YOUNG farmers face "serious and unnecessary challenges" that impact on the entire industry, according to a major new survey.

NatWest says the number of young people entering the sector continues to fall while those already in it cannot grow and diversify their farms.

The report –Harvesting the Future for young farmers – is based on a study of more than 500 young and potential new entrant farmers in Britain.

The study said key challenges to entering and succeeding in the industry included:

n "Dead man’s shoes" syndrome – limited succession opportunities, often combined with complex family dynamics;

n Inability to embrace new farming models – 20 per cent of the young farmers were looking for new ways to access farming such as share farming, but ever larger farms make this difficult;

n access to funding and varying levels of business skills are obstacles to investment and growth – 36 per cent did not have access to sufficient advice and resources to develop their businesses.

However, the report said young farmers hold a huge economic potential – almost 20,000 new diversification projects could be delivered by young farmers, generating £11,900 in additional income per farm.

It said highly-skilled tech savvy new entrants are finding innovative ways of working – from using drones for monitoring crops to the electronic identification of livestock (EID).

Entrepreneurial young farmers are tapping in to new funding opportunities such as crowdfunding and 52 per cent plan to diversify in the next two years.

With increased market volatility and uncertainty post-Brexit, the report calls for a more joined-up, cross government, farming sector and finance framework to ensure the economic potential does not remain untapped.

In particular, NatWest calls for a new Cabinet Committee – one supported by a Better Brexit Farming Strategy Taskforce.

Ian Burrow, head of agriculture at NatWest, said: "Millennial farmers are a high tech, high skilled, highly motivated group who hold a realistic picture of farming in their heads and want a career on the land.

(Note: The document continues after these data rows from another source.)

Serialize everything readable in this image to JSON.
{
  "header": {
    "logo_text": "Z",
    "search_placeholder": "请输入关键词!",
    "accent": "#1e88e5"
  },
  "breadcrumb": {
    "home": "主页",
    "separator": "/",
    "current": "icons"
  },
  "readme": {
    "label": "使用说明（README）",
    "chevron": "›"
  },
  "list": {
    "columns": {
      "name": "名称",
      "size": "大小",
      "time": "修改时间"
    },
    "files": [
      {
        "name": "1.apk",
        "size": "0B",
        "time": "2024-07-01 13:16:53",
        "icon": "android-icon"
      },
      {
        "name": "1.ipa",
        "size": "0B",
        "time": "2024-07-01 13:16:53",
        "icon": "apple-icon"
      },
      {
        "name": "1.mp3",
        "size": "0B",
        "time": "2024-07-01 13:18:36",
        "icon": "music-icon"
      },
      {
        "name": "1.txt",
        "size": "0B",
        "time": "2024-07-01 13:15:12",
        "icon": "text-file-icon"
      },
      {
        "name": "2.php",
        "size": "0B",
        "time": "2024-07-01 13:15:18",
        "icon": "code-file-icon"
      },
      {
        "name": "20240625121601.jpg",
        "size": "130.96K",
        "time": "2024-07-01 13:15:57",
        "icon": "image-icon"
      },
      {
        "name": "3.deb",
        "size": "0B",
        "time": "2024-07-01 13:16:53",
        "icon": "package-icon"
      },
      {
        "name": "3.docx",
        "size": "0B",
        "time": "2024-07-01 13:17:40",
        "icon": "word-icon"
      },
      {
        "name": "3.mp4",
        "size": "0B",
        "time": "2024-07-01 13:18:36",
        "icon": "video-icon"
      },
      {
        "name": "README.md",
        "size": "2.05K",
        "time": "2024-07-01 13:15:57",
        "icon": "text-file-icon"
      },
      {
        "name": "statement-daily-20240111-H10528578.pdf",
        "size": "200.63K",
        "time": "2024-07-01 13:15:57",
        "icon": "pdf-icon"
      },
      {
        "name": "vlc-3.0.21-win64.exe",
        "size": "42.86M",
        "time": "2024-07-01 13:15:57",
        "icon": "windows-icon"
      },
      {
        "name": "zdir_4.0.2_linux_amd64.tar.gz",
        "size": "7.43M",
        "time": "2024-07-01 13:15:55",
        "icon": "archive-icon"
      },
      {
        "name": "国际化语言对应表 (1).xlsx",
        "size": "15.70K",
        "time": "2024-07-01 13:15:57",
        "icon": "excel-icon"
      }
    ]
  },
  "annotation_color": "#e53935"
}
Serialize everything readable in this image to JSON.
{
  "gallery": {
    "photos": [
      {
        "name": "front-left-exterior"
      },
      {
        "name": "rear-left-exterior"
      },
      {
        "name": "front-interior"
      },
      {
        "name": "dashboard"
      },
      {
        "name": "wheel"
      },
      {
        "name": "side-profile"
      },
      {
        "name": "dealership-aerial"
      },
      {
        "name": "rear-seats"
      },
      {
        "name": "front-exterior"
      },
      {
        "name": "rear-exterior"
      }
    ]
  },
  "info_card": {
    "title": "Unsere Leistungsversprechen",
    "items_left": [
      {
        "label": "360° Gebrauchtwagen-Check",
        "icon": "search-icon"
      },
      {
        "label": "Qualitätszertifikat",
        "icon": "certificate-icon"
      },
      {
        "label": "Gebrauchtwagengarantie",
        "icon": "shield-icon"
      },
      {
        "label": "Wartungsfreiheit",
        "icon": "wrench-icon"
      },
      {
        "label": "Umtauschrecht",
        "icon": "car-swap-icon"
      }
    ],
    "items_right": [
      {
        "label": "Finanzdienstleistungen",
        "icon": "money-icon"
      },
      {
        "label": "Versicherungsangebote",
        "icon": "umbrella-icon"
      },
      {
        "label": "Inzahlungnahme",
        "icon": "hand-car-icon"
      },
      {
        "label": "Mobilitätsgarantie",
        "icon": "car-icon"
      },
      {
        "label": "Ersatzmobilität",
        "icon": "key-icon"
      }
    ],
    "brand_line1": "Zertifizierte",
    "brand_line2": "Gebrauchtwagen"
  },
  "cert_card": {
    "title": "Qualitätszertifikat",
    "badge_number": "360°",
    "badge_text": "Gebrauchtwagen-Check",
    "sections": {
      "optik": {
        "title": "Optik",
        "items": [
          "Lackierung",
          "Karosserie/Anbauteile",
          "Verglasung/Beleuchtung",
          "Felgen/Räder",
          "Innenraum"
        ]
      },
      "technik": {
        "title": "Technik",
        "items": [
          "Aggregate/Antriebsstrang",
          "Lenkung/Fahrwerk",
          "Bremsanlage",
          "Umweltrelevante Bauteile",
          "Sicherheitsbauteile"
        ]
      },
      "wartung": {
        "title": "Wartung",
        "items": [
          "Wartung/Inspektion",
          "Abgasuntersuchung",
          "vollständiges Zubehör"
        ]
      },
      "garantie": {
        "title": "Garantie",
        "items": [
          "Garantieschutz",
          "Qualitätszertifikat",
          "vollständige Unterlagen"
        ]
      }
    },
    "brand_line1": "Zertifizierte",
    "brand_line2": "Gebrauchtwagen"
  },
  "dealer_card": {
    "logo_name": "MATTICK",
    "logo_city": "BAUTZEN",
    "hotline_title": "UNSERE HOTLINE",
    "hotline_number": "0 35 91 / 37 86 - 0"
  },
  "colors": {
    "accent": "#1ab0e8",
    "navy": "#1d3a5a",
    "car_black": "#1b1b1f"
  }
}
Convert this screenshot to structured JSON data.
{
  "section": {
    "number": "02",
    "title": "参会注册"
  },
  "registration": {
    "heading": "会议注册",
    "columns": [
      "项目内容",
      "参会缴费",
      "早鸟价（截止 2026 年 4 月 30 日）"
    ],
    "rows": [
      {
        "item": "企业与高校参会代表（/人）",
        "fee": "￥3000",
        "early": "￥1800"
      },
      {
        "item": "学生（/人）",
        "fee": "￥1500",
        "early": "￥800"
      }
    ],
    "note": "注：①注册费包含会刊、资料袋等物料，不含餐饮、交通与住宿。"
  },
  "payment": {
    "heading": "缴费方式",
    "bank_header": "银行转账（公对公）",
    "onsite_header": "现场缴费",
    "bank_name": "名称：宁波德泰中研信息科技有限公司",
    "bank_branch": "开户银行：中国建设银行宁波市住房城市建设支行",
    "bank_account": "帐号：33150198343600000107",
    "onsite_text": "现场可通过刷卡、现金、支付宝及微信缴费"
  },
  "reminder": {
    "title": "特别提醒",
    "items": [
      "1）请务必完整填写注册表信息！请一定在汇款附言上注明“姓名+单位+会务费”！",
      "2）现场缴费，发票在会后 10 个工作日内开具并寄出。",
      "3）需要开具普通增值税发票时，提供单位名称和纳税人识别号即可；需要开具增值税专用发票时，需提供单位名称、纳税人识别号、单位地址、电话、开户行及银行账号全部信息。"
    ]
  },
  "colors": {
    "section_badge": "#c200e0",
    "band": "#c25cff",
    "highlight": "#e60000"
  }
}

They are, however, seriously constrained in a number of ways.

"With Brexit further heightening these challenges and increasing uncertainty, it is important we act now. Unless additional investment is secured, it is unlikely that the economic potential these young people hold will be unlocked.

"Banks, government, families, and communities need to come together to ensure today’s young farmers receive the support they deserve."

The report's action plan includes a Succession Summit of farming bodies and local and national authorities, to tackle farming succession planning; a Government review of taxation, planning and local housing costs for farming communities; and a UK-wide roll out of the Forestry Commission’s Starter Farms programme.

A cabinet committee on economy and industrial strategy (Agricultural Economy), to enable the farming community to make the most of Brexit, jointly chaired by the Secretary of State for Environment, Food and Rural Affairs and the Chancellor.

Farming specific USO (universal service obligation) for connectivity, with a dedicated action plan on mobile and broadband, and a working group to explore new loan guarantee facilities specifically for new entrants and young farmers.